Plants have no eyes or ears yet are able to locate their food, they don’t have a brain yet amazingly they are able to perceive their environment and react accordingly, for so long we have concluded that plants are nothing but stationery living organisms that helplessly watch the world around them and come what may they can’t do anything about it, for they are nothing but silent solitary organisms–turns out, we were all wrong. And bellow is a list of the top ten most animal–like plants. And some of these are more human–like.
Desmodium Gyrans (Dancing Plant)
The dancing plant, as it is well–known is a plant that breaks all the rules of plant behavior.

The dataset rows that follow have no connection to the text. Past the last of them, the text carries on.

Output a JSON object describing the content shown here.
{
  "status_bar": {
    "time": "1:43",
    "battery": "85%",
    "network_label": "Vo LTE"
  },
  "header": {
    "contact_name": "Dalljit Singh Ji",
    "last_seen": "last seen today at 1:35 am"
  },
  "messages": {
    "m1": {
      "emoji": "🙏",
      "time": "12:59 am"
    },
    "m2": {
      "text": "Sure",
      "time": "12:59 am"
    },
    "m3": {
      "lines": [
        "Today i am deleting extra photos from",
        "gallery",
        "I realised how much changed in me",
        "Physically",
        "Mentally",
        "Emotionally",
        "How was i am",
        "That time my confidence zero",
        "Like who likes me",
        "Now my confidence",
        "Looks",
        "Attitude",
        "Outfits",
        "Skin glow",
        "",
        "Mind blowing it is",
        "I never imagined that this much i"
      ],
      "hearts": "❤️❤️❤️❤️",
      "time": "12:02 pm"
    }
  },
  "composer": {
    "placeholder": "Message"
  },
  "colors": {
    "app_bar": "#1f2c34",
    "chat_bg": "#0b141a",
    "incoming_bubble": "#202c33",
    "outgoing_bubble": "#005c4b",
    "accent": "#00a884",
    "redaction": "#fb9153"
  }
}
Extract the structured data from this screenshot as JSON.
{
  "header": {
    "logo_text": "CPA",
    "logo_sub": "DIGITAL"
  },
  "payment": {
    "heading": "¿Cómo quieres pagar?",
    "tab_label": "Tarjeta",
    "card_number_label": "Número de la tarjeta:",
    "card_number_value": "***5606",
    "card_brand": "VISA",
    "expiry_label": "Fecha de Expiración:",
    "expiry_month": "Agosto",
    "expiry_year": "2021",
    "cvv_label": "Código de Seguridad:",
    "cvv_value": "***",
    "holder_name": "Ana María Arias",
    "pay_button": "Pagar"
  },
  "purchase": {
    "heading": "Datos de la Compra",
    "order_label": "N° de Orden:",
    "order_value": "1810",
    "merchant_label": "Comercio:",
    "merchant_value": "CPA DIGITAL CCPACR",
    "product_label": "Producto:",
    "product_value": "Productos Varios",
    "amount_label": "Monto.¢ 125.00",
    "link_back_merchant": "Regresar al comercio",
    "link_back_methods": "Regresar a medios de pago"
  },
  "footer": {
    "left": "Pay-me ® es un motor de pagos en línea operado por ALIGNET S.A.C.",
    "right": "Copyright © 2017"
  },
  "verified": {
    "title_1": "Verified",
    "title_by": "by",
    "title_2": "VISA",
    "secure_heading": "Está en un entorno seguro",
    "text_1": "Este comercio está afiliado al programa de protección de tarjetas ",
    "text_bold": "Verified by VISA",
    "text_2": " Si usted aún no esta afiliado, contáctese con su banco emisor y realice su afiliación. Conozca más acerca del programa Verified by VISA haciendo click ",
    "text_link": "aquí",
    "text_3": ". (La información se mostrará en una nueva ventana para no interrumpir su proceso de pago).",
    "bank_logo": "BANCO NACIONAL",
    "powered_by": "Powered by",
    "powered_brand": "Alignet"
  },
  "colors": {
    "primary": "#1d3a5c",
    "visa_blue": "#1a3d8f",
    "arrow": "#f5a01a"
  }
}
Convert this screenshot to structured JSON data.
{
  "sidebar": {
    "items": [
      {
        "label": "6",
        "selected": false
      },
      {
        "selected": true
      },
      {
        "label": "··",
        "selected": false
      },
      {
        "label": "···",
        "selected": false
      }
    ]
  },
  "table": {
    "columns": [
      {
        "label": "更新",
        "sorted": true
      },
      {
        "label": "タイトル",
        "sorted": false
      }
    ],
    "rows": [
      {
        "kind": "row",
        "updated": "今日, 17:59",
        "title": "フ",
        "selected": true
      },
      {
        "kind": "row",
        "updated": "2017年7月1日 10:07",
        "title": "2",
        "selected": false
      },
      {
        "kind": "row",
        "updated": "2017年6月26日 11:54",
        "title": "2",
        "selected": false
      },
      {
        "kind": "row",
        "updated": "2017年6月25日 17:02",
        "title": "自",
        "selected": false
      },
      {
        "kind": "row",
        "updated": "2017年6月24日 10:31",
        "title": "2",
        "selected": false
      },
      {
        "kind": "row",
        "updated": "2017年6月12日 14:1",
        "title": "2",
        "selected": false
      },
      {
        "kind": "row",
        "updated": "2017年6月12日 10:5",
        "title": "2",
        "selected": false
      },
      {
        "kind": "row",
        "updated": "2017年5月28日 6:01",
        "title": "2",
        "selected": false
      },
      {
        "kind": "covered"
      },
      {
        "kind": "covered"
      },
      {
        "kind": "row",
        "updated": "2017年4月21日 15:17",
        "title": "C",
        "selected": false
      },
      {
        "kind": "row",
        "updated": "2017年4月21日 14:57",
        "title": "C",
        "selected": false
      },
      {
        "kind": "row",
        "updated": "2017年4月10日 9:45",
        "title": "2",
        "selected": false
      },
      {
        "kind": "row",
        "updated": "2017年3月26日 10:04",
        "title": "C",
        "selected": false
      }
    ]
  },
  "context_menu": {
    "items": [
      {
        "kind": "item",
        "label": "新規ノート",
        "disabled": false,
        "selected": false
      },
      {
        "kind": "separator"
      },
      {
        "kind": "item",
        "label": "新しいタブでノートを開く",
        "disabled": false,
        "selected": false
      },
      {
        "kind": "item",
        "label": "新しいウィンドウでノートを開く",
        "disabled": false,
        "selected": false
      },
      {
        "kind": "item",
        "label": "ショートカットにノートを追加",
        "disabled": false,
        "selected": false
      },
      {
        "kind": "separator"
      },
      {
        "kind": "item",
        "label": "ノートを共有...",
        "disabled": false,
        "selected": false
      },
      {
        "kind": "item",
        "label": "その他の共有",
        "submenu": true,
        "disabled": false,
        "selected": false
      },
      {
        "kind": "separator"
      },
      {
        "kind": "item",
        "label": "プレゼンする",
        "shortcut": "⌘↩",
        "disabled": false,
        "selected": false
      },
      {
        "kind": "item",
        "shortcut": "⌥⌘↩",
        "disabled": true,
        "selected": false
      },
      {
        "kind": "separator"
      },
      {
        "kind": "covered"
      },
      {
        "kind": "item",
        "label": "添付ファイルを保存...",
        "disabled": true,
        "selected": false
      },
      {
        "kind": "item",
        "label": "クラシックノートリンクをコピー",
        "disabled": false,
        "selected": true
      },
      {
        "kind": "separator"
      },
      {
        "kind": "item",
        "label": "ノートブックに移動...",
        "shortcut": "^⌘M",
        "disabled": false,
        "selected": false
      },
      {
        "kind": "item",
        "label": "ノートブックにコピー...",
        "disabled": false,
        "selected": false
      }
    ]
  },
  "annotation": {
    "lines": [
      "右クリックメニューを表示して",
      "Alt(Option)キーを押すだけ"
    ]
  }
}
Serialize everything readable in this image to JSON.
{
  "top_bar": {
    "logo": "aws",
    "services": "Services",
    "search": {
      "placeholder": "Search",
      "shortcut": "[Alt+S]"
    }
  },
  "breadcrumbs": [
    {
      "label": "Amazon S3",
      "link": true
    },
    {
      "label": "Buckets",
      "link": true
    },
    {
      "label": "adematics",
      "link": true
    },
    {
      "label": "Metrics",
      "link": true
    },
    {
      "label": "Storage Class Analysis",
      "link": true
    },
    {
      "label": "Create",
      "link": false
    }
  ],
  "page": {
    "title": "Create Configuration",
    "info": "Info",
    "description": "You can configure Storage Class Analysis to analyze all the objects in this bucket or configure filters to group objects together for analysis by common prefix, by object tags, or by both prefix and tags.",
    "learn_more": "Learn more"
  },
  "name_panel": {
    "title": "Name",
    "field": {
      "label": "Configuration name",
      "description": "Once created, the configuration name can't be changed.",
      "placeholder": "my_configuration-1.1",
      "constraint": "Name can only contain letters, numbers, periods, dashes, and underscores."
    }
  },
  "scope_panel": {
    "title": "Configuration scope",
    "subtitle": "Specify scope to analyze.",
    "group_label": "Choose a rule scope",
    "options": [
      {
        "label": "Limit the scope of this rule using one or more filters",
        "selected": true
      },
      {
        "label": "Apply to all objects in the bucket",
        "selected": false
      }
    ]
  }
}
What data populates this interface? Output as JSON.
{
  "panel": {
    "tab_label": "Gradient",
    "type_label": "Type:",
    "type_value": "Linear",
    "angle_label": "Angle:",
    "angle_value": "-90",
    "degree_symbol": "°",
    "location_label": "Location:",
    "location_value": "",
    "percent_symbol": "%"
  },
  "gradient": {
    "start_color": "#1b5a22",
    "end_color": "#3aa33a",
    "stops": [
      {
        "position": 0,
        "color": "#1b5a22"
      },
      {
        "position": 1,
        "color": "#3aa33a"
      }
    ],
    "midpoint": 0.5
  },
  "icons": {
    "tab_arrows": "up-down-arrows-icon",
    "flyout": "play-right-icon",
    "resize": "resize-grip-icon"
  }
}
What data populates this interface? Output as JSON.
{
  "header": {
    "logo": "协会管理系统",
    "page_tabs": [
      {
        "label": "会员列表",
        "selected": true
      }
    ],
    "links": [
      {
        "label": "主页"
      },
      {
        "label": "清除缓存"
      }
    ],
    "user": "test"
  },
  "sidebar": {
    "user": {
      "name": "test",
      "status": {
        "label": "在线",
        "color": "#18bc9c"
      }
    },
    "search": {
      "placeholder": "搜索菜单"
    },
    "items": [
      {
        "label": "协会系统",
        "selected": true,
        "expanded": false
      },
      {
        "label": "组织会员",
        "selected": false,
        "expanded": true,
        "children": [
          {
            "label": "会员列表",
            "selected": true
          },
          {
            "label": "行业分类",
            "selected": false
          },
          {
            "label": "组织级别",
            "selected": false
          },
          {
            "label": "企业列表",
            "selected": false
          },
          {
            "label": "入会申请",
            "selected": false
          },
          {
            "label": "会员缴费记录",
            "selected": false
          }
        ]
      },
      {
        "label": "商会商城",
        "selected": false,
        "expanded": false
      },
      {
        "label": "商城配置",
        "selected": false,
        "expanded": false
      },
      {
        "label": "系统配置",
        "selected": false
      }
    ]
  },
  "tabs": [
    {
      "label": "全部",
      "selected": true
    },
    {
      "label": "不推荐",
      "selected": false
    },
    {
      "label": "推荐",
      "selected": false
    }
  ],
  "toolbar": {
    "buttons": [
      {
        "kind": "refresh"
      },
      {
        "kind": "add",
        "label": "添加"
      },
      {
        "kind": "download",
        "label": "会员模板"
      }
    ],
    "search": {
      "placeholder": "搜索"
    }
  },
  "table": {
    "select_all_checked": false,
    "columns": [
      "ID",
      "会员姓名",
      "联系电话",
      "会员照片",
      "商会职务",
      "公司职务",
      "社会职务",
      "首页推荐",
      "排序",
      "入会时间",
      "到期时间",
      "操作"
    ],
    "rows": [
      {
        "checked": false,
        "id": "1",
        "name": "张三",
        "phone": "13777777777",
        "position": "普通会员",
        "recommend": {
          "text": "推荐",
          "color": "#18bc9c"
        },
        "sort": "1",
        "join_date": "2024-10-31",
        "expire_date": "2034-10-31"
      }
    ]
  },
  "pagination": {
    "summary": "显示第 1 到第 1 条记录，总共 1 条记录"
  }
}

Plants may react to touch or light or fire, but not to music, right? Wrong! This plant is believed to react to sound and it is sound that it is sensitive to (more than anything) Charles Darwin himself was once thrilled and wrote to sir Joseph Hooker in 1873 “now I want to tell you, for my own pleasure, about the movements of the desmodium (gyrans)”.
An obvious catch right? A lot of us are familiar with this predatory sinister plant. If ever there is a plant that exhibits animal behavior, it is the flytrap. Native to Carolina, when an unsuspecting insect approaches the open leaves, all that takes is a brush in the hairs of the plant and a trap closes and locks the insect in. The animal is then digested and used as a supplement to the food suppliers of the plant. Wait, digestion? A plant? You read that well. It’s one of the most amazing carnivorous plants.
Spotted Knapweed (Offensive Plants)
Here comes a plant that can wage wars, seriously? This is a plant that is a serious threat to rangelands. To absorb some nutrients from the soil, Knapweed root deploys an array of chemicals, but this chemicals also have a nasty benefit, they seem to kill off lots of other plants so that the knapweed can take even more hold on the soil, or territory. A behavior that seems a lot animal–like.
Another carnivorous plant is the Pitcher plant. Evolution has left the leaves developed into funnel shape, with a hood structure growing over the opening. The trap set by this plant is pretty simple, insects are attracted by color and scent, and nectar near the opening. Once the insect gets close, it steps on the slippery opening and falls into the interior where it ultimately dies and digested.
Better known as monkey cups, a nickname these plants earned due to the fact that monkeys are sometimes observed drinking rainwater from them. They are also carnivorous, trapping insects, but larger species of these plants (like the Nepenthes Rafflesiana) also trap even rats. We have already established that these plants look like cups, so these cups contains syrup and fluids which are used to drown and digest animals that fall therein. The next time you think humans traditionally are the only ones that hunted rats, think twice.
Animal–like Plants: Drosera
Commonly called the Sundews, is a carnivorous plant with nearly 200 species. The defining features of this plant are the movable tentacles which have sweet and sticky nectar–like secretions. Once the insect lands on the secretions for a meal, they are trapped, and the plant directs pretty cool reinforcements of more tentacles to trap it further. The plant is then digested and absorbed. The idea of digestion seems pretty common with the plant world.